Il y aura plus de théologiens et de canonistes parmi les membres de la deuxième phase du Synode des évêques, qui se tiendra en octobre prochain a affirmé le cardinal Matteo Zuppi lors d’une rencontre à Bologne sur les quarante ans de la promulgation du Code de droit canonique, et c’est un fait intéressant. Après un synode qui a abouti à un texte particulièrement controversé, amendé 1215 fois, nous pensons à un synode où les experts seront appelés à donner forme et substance aux textes, qui seront ensuite publiés à l’issue de la réunion.

Il fut un temps où la nouvelle d’avoir plus de canonistes et de théologiens aurait été accueillie avec optimisme, car il s’agit en définitive d’une excellente nouvelle. Il est nécessaire d’harmoniser les décisions de l’Église avec le corpus juridique et théologique pour que ces décisions aient un sens. Mais cette même nouvelle suscite aussi une certaine inquiétude. Et c’est dans cette inquiétude que l’on peut comprendre comment le pontificat de François est perçu.

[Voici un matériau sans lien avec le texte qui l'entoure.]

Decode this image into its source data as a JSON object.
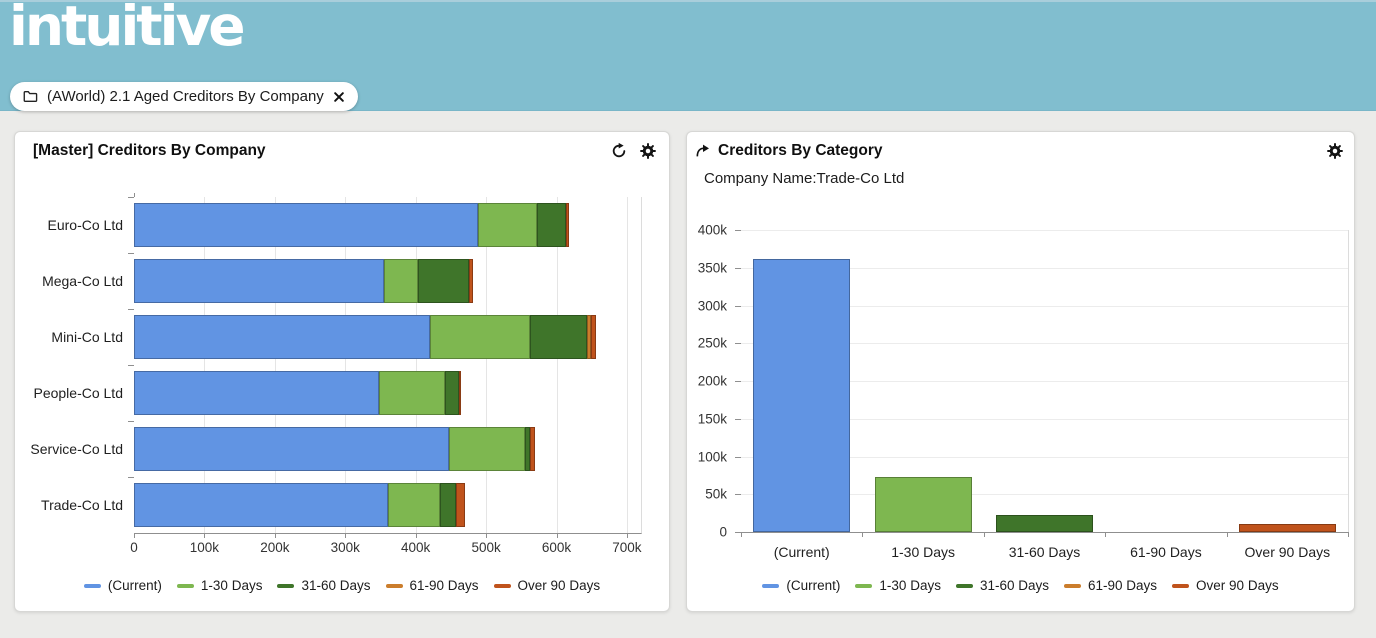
{
  "header": {
    "logo_text": "intuitive",
    "tab": {
      "label": "(AWorld) 2.1 Aged Creditors By Company"
    }
  },
  "icons": {
    "tab_folder": "folder-icon",
    "tab_close": "close-icon",
    "left_panel_actions": [
      "refresh-icon",
      "gear-icon"
    ],
    "right_panel_actions": [
      "gear-icon"
    ],
    "right_title_prefix": "forward-arrow-icon"
  },
  "colors": {
    "header_teal": "#81becf",
    "page_bg": "#ebebe9",
    "panel_bg": "#ffffff",
    "series_current": "#6194e3",
    "series_1_30": "#7eb750",
    "series_31_60": "#3f752a",
    "series_61_90": "#cb7d2c",
    "series_over_90": "#c0531c"
  },
  "chart_data": [
    {
      "type": "bar",
      "orientation": "horizontal",
      "title": "[Master] Creditors By Company",
      "categories": [
        "Euro-Co Ltd",
        "Mega-Co Ltd",
        "Mini-Co Ltd",
        "People-Co Ltd",
        "Service-Co Ltd",
        "Trade-Co Ltd"
      ],
      "series": [
        {
          "name": "(Current)",
          "color": "#6194e3",
          "values": [
            488000,
            355000,
            421000,
            348000,
            448000,
            361000
          ]
        },
        {
          "name": "1-30 Days",
          "color": "#7eb750",
          "values": [
            85000,
            48000,
            142000,
            93000,
            107000,
            73000
          ]
        },
        {
          "name": "31-60 Days",
          "color": "#3f752a",
          "values": [
            41000,
            73000,
            81000,
            20000,
            7000,
            24000
          ]
        },
        {
          "name": "61-90 Days",
          "color": "#cb7d2c",
          "values": [
            0,
            0,
            5000,
            0,
            0,
            0
          ]
        },
        {
          "name": "Over 90 Days",
          "color": "#c0531c",
          "values": [
            4000,
            6000,
            7000,
            4000,
            8000,
            12000
          ]
        }
      ],
      "xlim": [
        0,
        720000
      ],
      "x_ticks": [
        "0",
        "100k",
        "200k",
        "300k",
        "400k",
        "500k",
        "600k",
        "700k"
      ],
      "x_tick_values": [
        0,
        100000,
        200000,
        300000,
        400000,
        500000,
        600000,
        700000
      ],
      "grid": true,
      "legend_position": "bottom"
    },
    {
      "type": "bar",
      "orientation": "vertical",
      "title": "Creditors By Category",
      "subtitle": "Company Name:Trade-Co Ltd",
      "categories": [
        "(Current)",
        "1-30 Days",
        "31-60 Days",
        "61-90 Days",
        "Over 90 Days"
      ],
      "values": [
        362000,
        73000,
        23000,
        0,
        10000
      ],
      "colors": [
        "#6194e3",
        "#7eb750",
        "#3f752a",
        "#cb7d2c",
        "#c0531c"
      ],
      "ylim": [
        0,
        400000
      ],
      "y_ticks": [
        "0",
        "50k",
        "100k",
        "150k",
        "200k",
        "250k",
        "300k",
        "350k",
        "400k"
      ],
      "y_tick_values": [
        0,
        50000,
        100000,
        150000,
        200000,
        250000,
        300000,
        350000,
        400000
      ],
      "legend": {
        "entries": [
          "(Current)",
          "1-30 Days",
          "31-60 Days",
          "61-90 Days",
          "Over 90 Days"
        ],
        "colors": [
          "#6194e3",
          "#7eb750",
          "#3f752a",
          "#cb7d2c",
          "#c0531c"
        ]
      },
      "grid": true,
      "legend_position": "bottom"
    }
  ]
}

Au cours de ces dix années, le pape François a été un pape législateur fort. Il a promulgué 48 motu proprio, diverses lettres apostoliques, divers appels, faisant et défaisant des lois dans ce qu’il a appelé la « réforme en cours ».

En même temps, à chaque changement de paradigme, le pape François a trouvé une justification théologique ou historique, extrapolant des phrases ou des décisions de contextes passés pour démontrer une continuité entre ses décisions et celles qui ont existé précédemment, pour signaler que sa théologie n’est pas une rupture avec le passé.

Cela s’est produit, par exemple, dans la lettre aux prêtres du diocèse de Rome en août dernier quand il a utilisé la pensée du grand théologien français de Lubac, en en reprenant certaines parties et en n’en considérant pas d’autres [voir à ce sujet: Pourquoi replacer les propos du pape dans leur contexte est une nécessité]. Mais il y a d’autres exemples de ce genre, de la simplification du thème de la condamnation de l’esclavage par l’Église à celui de la réforme de la Curie, souvent écarté par une plaisanterie sur l’efficacité de la Curie elle-même.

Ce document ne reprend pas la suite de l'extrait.